Понимание истории СССР как преемственного этапа в истории российской цивилизации имеет принципиальное значение для нынешнего поколения россиян. Если большевизм был историческим разрывом с прежней Россией, то, значит, в 1917 году пресеклось существование российской цивилизации. И чьими тогда достижениями была победа в Великой Отечественной войне, освоении космоса, выдающихся побед в спорте? Очевидно, ни российская цивилизация, ни имперское цивилизационное государство не перестали существовать. Они лишь модифицировались, сменили язык, обрели новые формы в соответствии с новыми вызовами времени. Российская империя и СССР были различными модификациями одного и того же цивилизационного российского проекта. Следовательно, для движения вперед возможен и необходим синтез обеих моделей в современном российском государствостроительстве.

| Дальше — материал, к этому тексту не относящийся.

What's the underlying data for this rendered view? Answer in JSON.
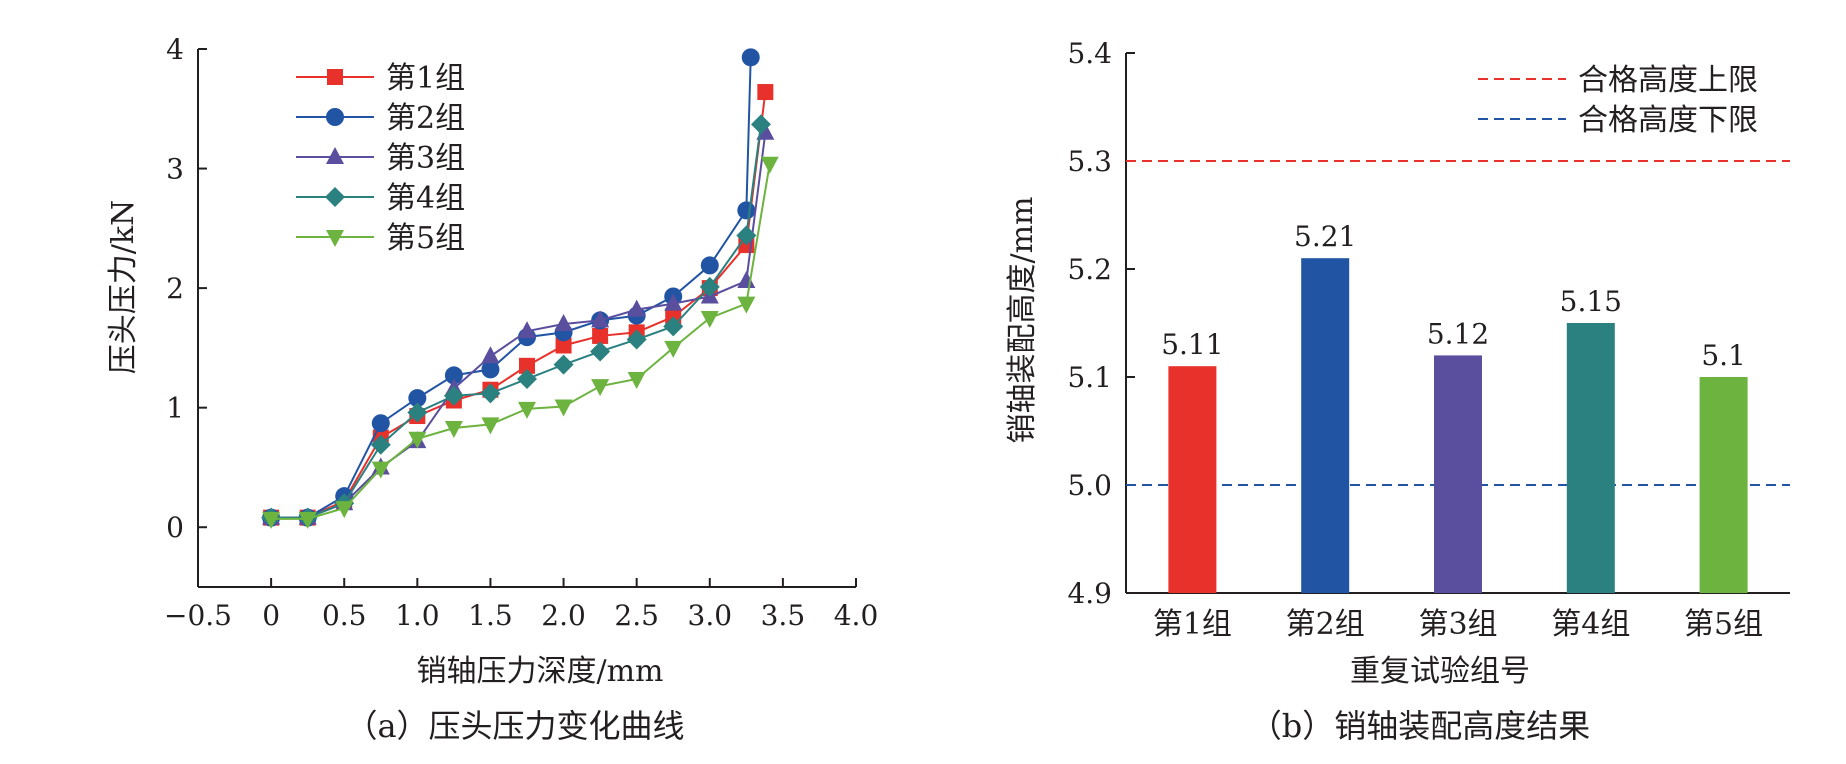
{
  "chart_data": [
    {
      "type": "line",
      "caption": "（a）压头压力变化曲线",
      "xlabel": "销轴压力深度/mm",
      "ylabel": "压头压力/kN",
      "xlim": [
        -0.5,
        4.0
      ],
      "ylim": [
        -0.5,
        4
      ],
      "xticks": [
        -0.5,
        0,
        0.5,
        1.0,
        1.5,
        2.0,
        2.5,
        3.0,
        3.5,
        4.0
      ],
      "xtick_labels": [
        "−0.5",
        "0",
        "0.5",
        "1.0",
        "1.5",
        "2.0",
        "2.5",
        "3.0",
        "3.5",
        "4.0"
      ],
      "yticks": [
        0,
        1,
        2,
        3,
        4
      ],
      "ytick_labels": [
        "0",
        "1",
        "2",
        "3",
        "4"
      ],
      "legend_position": "top-left",
      "grid": false,
      "series": [
        {
          "name": "第1组",
          "color": "#e8312b",
          "marker": "square",
          "x": [
            0,
            0.25,
            0.5,
            0.75,
            1.0,
            1.25,
            1.5,
            1.75,
            2.0,
            2.25,
            2.5,
            2.75,
            3.0,
            3.25,
            3.38
          ],
          "y": [
            0.08,
            0.08,
            0.22,
            0.75,
            0.93,
            1.06,
            1.15,
            1.35,
            1.52,
            1.6,
            1.63,
            1.76,
            2.0,
            2.36,
            3.64
          ]
        },
        {
          "name": "第2组",
          "color": "#2254a4",
          "marker": "circle",
          "x": [
            0,
            0.25,
            0.5,
            0.75,
            1.0,
            1.25,
            1.5,
            1.75,
            2.0,
            2.25,
            2.5,
            2.75,
            3.0,
            3.25,
            3.28
          ],
          "y": [
            0.08,
            0.08,
            0.26,
            0.87,
            1.08,
            1.27,
            1.32,
            1.59,
            1.63,
            1.73,
            1.77,
            1.93,
            2.19,
            2.65,
            3.93
          ]
        },
        {
          "name": "第3组",
          "color": "#5a4e9e",
          "marker": "triangle-up",
          "x": [
            0,
            0.25,
            0.5,
            0.75,
            1.0,
            1.25,
            1.5,
            1.75,
            2.0,
            2.25,
            2.5,
            2.75,
            3.0,
            3.25,
            3.38
          ],
          "y": [
            0.08,
            0.08,
            0.2,
            0.5,
            0.72,
            1.16,
            1.43,
            1.64,
            1.7,
            1.73,
            1.82,
            1.87,
            1.93,
            2.06,
            3.3
          ]
        },
        {
          "name": "第4组",
          "color": "#2b8080",
          "marker": "diamond",
          "x": [
            0,
            0.25,
            0.5,
            0.75,
            1.0,
            1.25,
            1.5,
            1.75,
            2.0,
            2.25,
            2.5,
            2.75,
            3.0,
            3.25,
            3.35
          ],
          "y": [
            0.08,
            0.08,
            0.2,
            0.69,
            0.96,
            1.1,
            1.12,
            1.24,
            1.36,
            1.47,
            1.57,
            1.68,
            2.01,
            2.44,
            3.37
          ]
        },
        {
          "name": "第5组",
          "color": "#6db33f",
          "marker": "triangle-down",
          "x": [
            0,
            0.25,
            0.5,
            0.75,
            1.0,
            1.25,
            1.5,
            1.75,
            2.0,
            2.25,
            2.5,
            2.75,
            3.0,
            3.25,
            3.41
          ],
          "y": [
            0.07,
            0.07,
            0.16,
            0.49,
            0.74,
            0.83,
            0.86,
            0.99,
            1.01,
            1.18,
            1.24,
            1.5,
            1.75,
            1.87,
            3.04
          ]
        }
      ]
    },
    {
      "type": "bar",
      "caption": "（b）销轴装配高度结果",
      "xlabel": "重复试验组号",
      "ylabel": "销轴装配高度/mm",
      "categories": [
        "第1组",
        "第2组",
        "第3组",
        "第4组",
        "第5组"
      ],
      "values": [
        5.11,
        5.21,
        5.12,
        5.15,
        5.1
      ],
      "value_labels": [
        "5.11",
        "5.21",
        "5.12",
        "5.15",
        "5.1"
      ],
      "colors": [
        "#e8312b",
        "#2254a4",
        "#5a4e9e",
        "#2b8080",
        "#6db33f"
      ],
      "ylim": [
        4.9,
        5.4
      ],
      "yticks": [
        4.9,
        5.0,
        5.1,
        5.2,
        5.3,
        5.4
      ],
      "ytick_labels": [
        "4.9",
        "5.0",
        "5.1",
        "5.2",
        "5.3",
        "5.4"
      ],
      "reference_lines": [
        {
          "name": "合格高度上限",
          "value": 5.3,
          "color": "#e8312b",
          "style": "dashed"
        },
        {
          "name": "合格高度下限",
          "value": 5.0,
          "color": "#2254a4",
          "style": "dashed"
        }
      ],
      "legend_position": "top-right",
      "grid": false
    }
  ]
}
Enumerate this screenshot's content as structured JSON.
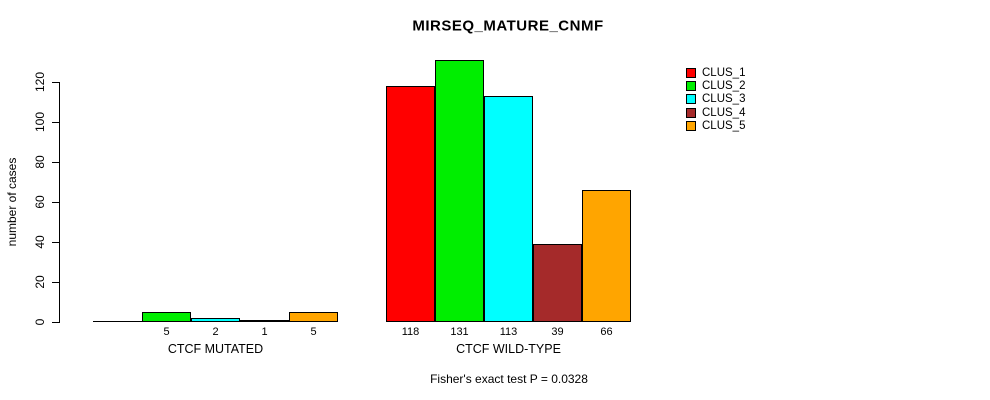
{
  "title": "MIRSEQ_MATURE_CNMF",
  "chart_data": {
    "type": "bar",
    "title": "MIRSEQ_MATURE_CNMF",
    "xlabel": "",
    "ylabel": "number of cases",
    "categories": [
      "CTCF MUTATED",
      "CTCF WILD-TYPE"
    ],
    "series": [
      {
        "name": "CLUS_1",
        "color": "#ff0000",
        "values": [
          0,
          118
        ]
      },
      {
        "name": "CLUS_2",
        "color": "#00ee00",
        "values": [
          5,
          131
        ]
      },
      {
        "name": "CLUS_3",
        "color": "#00ffff",
        "values": [
          2,
          113
        ]
      },
      {
        "name": "CLUS_4",
        "color": "#a52a2a",
        "values": [
          1,
          39
        ]
      },
      {
        "name": "CLUS_5",
        "color": "#ffa500",
        "values": [
          5,
          66
        ]
      }
    ],
    "yticks": [
      0,
      20,
      40,
      60,
      80,
      100,
      120
    ],
    "ylim": [
      0,
      131
    ],
    "grid": false,
    "legend_position": "top-right",
    "bar_value_labels": "shown under each bar; zero-value bars unlabeled",
    "annotation": "Fisher's exact test P = 0.0328"
  }
}
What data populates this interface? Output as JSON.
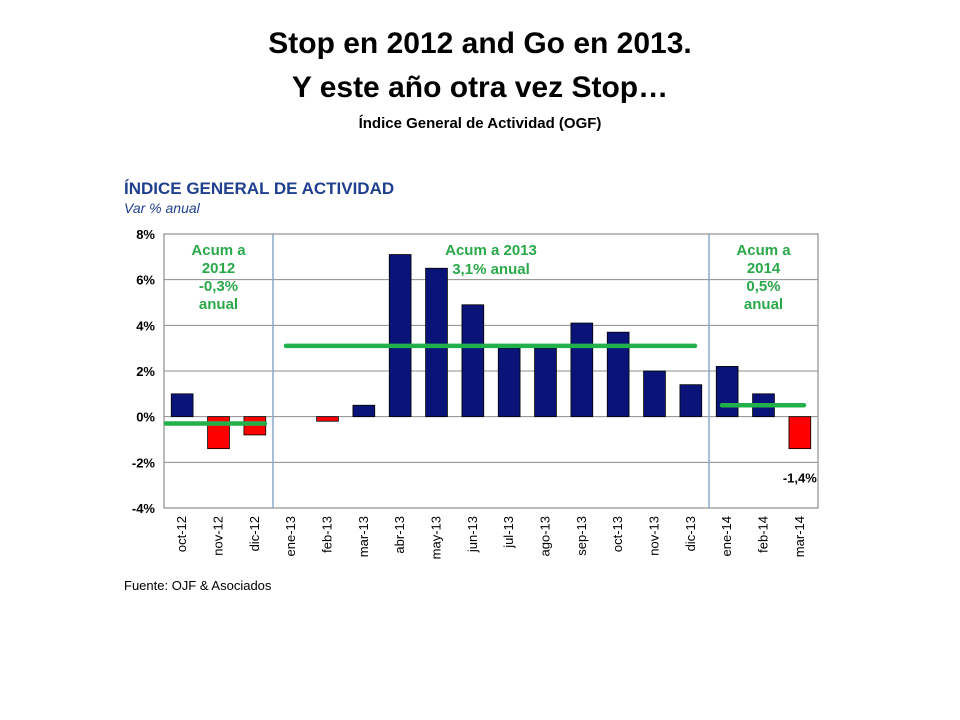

Глава 1 Как и почему пала Российская империя?

Идеология Империи
О том, что представляла собой Российская империя в раскладе международных сил, какой идеологический месседж несла она миру, можно получить представление по Высочайшему Манифесту, подписанному Николаем I 14 марта 1848 года. Манифест был ответом на захлестнувшие Европу революции, утверждение на Западе нового секулярного миропорядка.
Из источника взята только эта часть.